Ils sont venus, ils sont tous là, dès qu’ils ont entendu ce cri, elle a gagné la Matra !
Comme des insectes sociaux ils ont uni leurs efforts pour la faire triompher, ils s’assemblent d’instinct en une pyramide idéale aux lignes de force convergeant vers un point focal, un big bang duquel jaillit toute l’épopée Matra, Jean-Pierre Beltoise.
Patrice Vatan
Rouge Matra
Ils sont venus, ils sont tous là, dès qu’ils ont entendu ce cri, elle a gagné la Matra !
Comme des insectes sociaux ils ont uni leurs efforts pour la faire triompher, ils s’assemblent d’instinct en une pyramide idéale aux lignes de force convergeant vers un point focal, un big bang duquel jaillit toute l’épopée Matra, Jean-Pierre Beltoise.
On a passé à Jean-Pierre Beltoise un kil de rouge qu’il tête goulûment, la gouaille éclairant son visage creusé par l’effort.
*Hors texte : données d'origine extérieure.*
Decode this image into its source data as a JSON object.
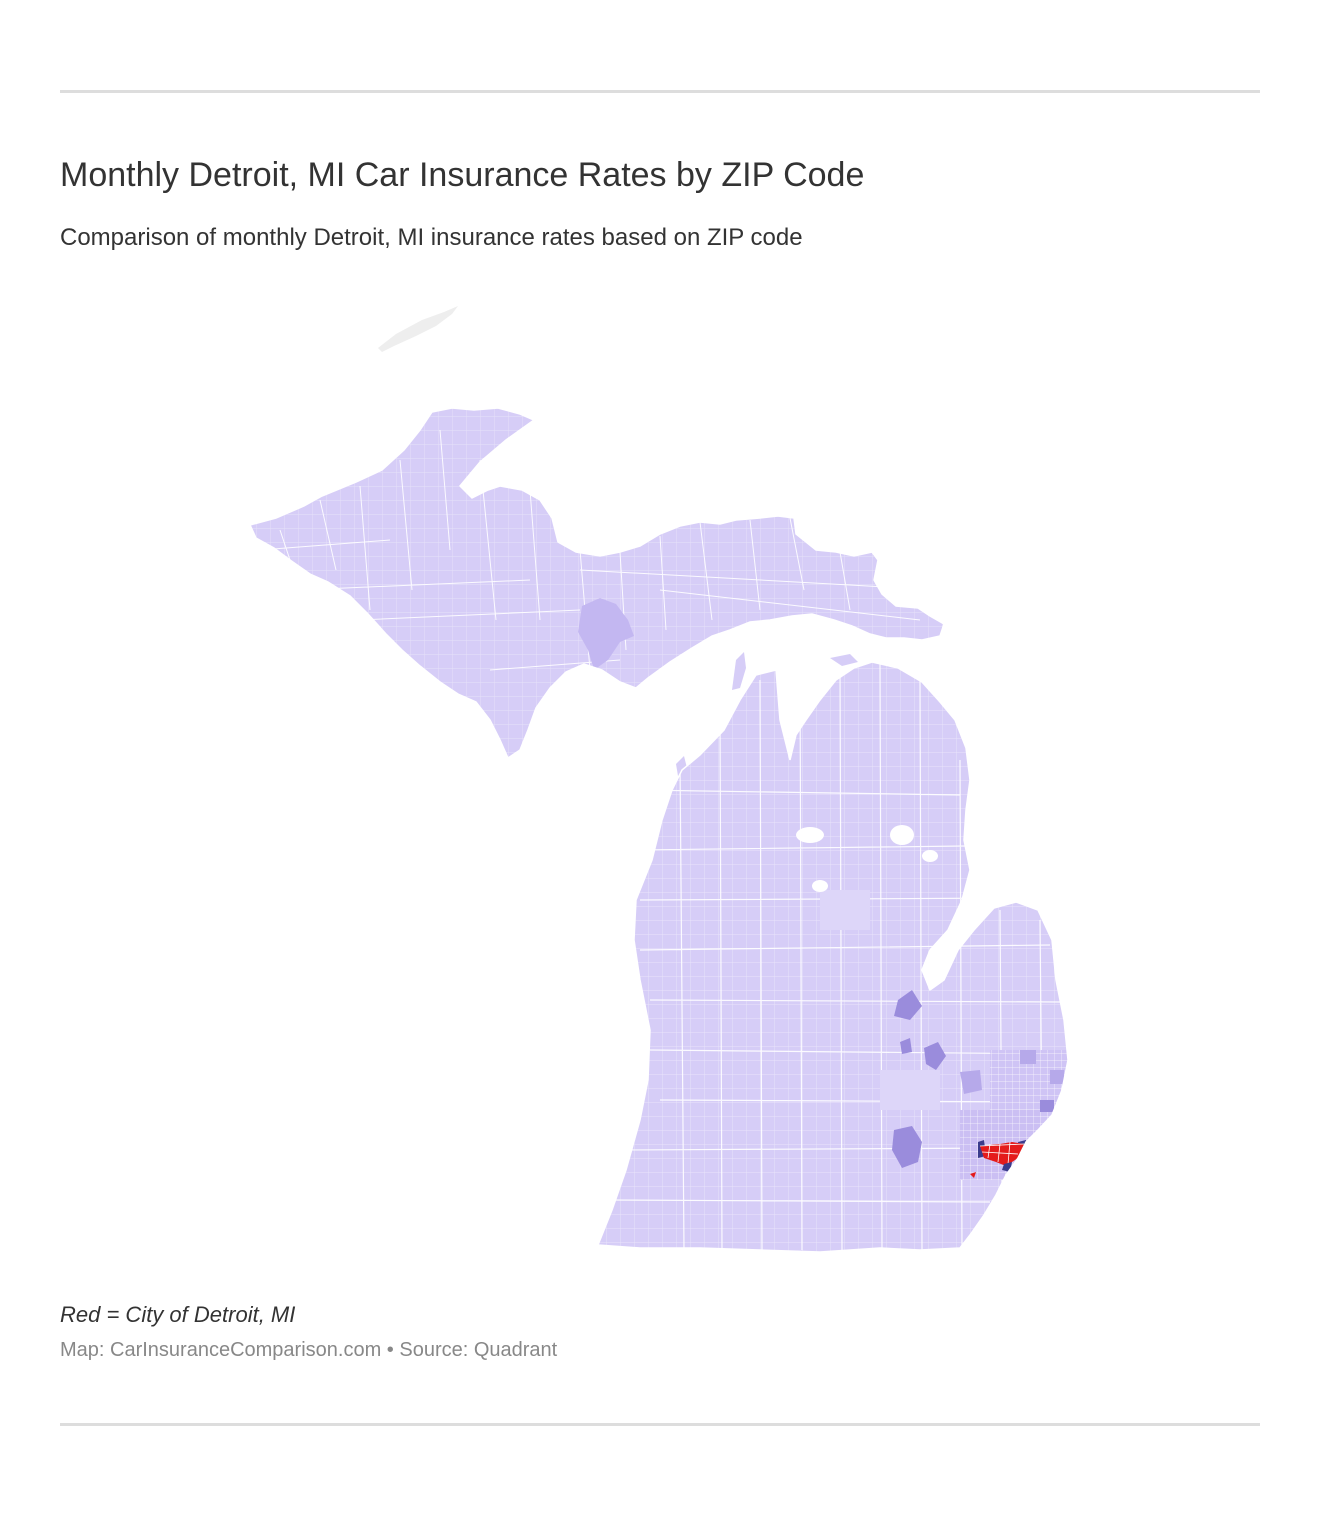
{
  "header": {
    "title": "Monthly Detroit, MI Car Insurance Rates by ZIP Code",
    "subtitle": "Comparison of monthly Detroit, MI insurance rates based on ZIP code"
  },
  "map": {
    "region": "Michigan",
    "colors": {
      "land": "#d6cdf7",
      "land_light": "#ddd6f9",
      "medium": "#b6a9ea",
      "dark": "#9a8cdc",
      "navy": "#3a3c8c",
      "highlight": "#e41b1b",
      "lake_island": "#eeeeee",
      "borders": "#ffffff"
    }
  },
  "footer": {
    "note": "Red = City of Detroit, MI",
    "credit": "Map: CarInsuranceComparison.com • Source: Quadrant"
  }
}
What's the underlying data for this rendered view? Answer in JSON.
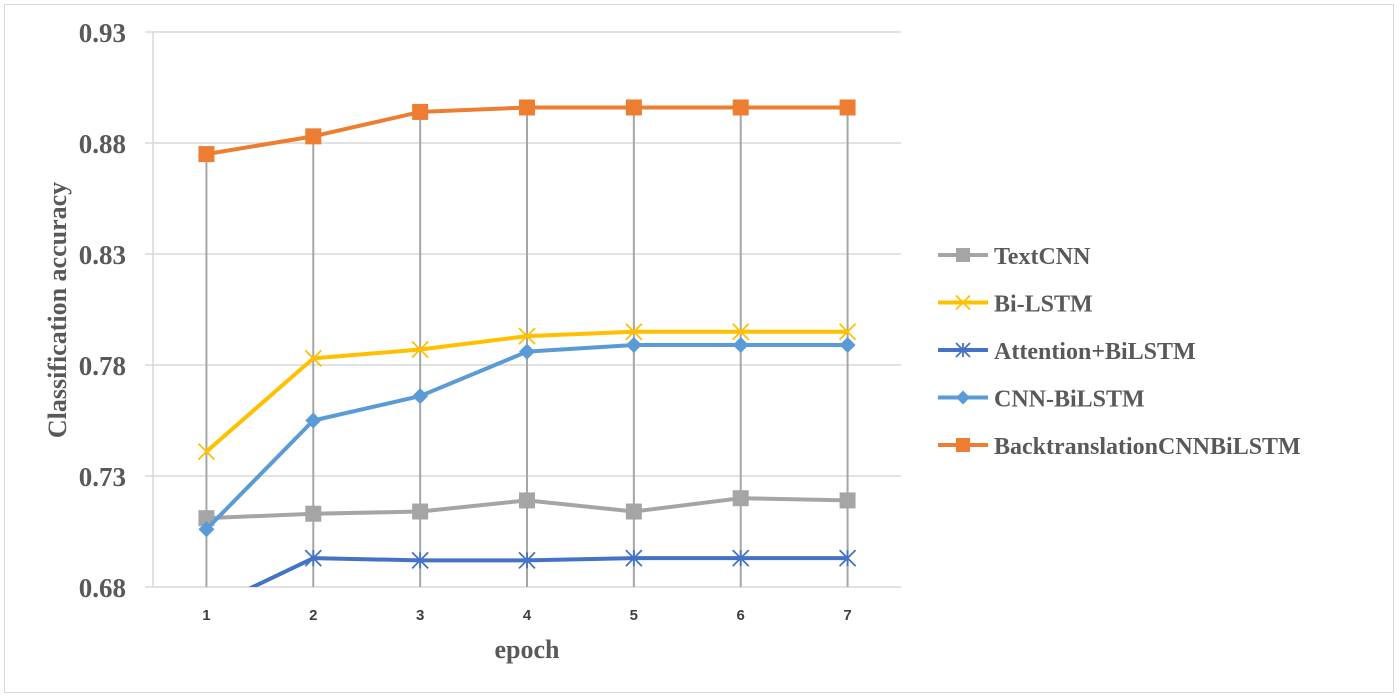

Pas d’eau ni le champagne traditionnel, non, du pinard pour le gosse de Montlhéry, le fils du boucher parigot. En voilà une que ce foutu Amerloque de Masten Gregory ne boira pas.
Masten Gregory
Débouchant en tête à la sortie de l’anneau au deuxième tour, Jean-Pierre Beltoise était tassé contre les bottes de paille par Gregory dans sa roue, dont la Porsche 908, plus légère, freinant mieux, avait signé la pole position.
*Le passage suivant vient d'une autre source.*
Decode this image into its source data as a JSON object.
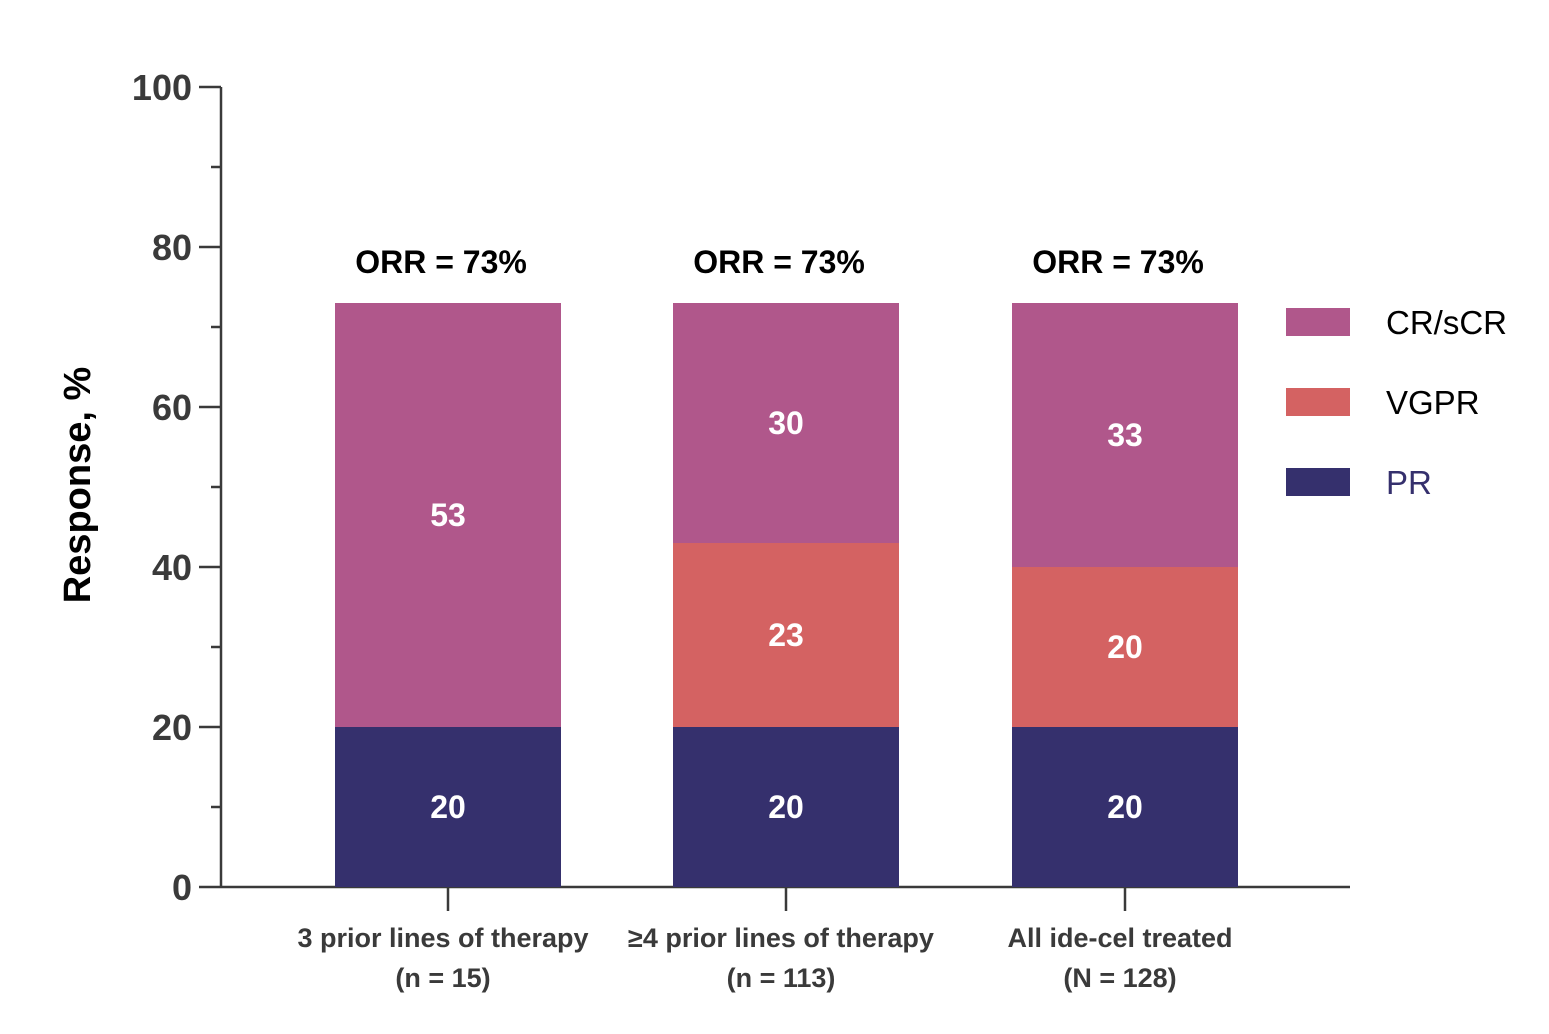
{
  "chart_data": {
    "type": "stacked-bar",
    "ylabel": "Response, %",
    "ylim": [
      0,
      100
    ],
    "yticks": [
      "0",
      "20",
      "40",
      "60",
      "80",
      "100"
    ],
    "yticks_values": [
      0,
      20,
      40,
      60,
      80,
      100
    ],
    "categories": [
      {
        "line1": "3 prior lines of therapy",
        "line2": "(n = 15)"
      },
      {
        "line1": "≥4 prior lines of therapy",
        "line2": "(n = 113)"
      },
      {
        "line1": "All ide-cel treated",
        "line2": "(N = 128)"
      }
    ],
    "totals": [
      "ORR = 73%",
      "ORR = 73%",
      "ORR = 73%"
    ],
    "series": [
      {
        "name": "PR",
        "color": "#35306d",
        "legend_text_color": "#35306d",
        "values": [
          20,
          20,
          20
        ],
        "labels": [
          "20",
          "20",
          "20"
        ]
      },
      {
        "name": "VGPR",
        "color": "#d46262",
        "legend_text_color": "#000000",
        "values": [
          0,
          23,
          20
        ],
        "labels": [
          "",
          "23",
          "20"
        ]
      },
      {
        "name": "CR/sCR",
        "color": "#b0578b",
        "legend_text_color": "#000000",
        "values": [
          53,
          30,
          33
        ],
        "labels": [
          "53",
          "30",
          "33"
        ]
      }
    ],
    "legend_order": [
      "CR/sCR",
      "VGPR",
      "PR"
    ],
    "legend_position": "right"
  }
}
Hors de lui, humilié devant son cher public parisien, il repartait en 8e position, cravachant MS 650/01 en un long sifflement harmonique qui s’étirait tout au long de la ligne droite qui file, interminable, après les Deux-Ponts, incurvée à mi-parcours par la redoutable courbe Ascari, lame mortelle dépourvue de glissière.
Masten Gregory perdra de sa superbe au 9e tour où le hasard du classement mit les deux rivaux au coude-à-coude. La Matra de JPB se portait au niveau de la 908, la cognait, la poussant devant les mêmes bottes de paille qui avaient humilié Jean-Pierre.
Abîmé, le spyder 908 s’arrêtait au stand. Jean-Pierre Beltoise filait, porté par les hourras jaillis de la tribune – SA Tribune, chauffée au rouge. De la paille logée dans la carrosserie, qu’importe !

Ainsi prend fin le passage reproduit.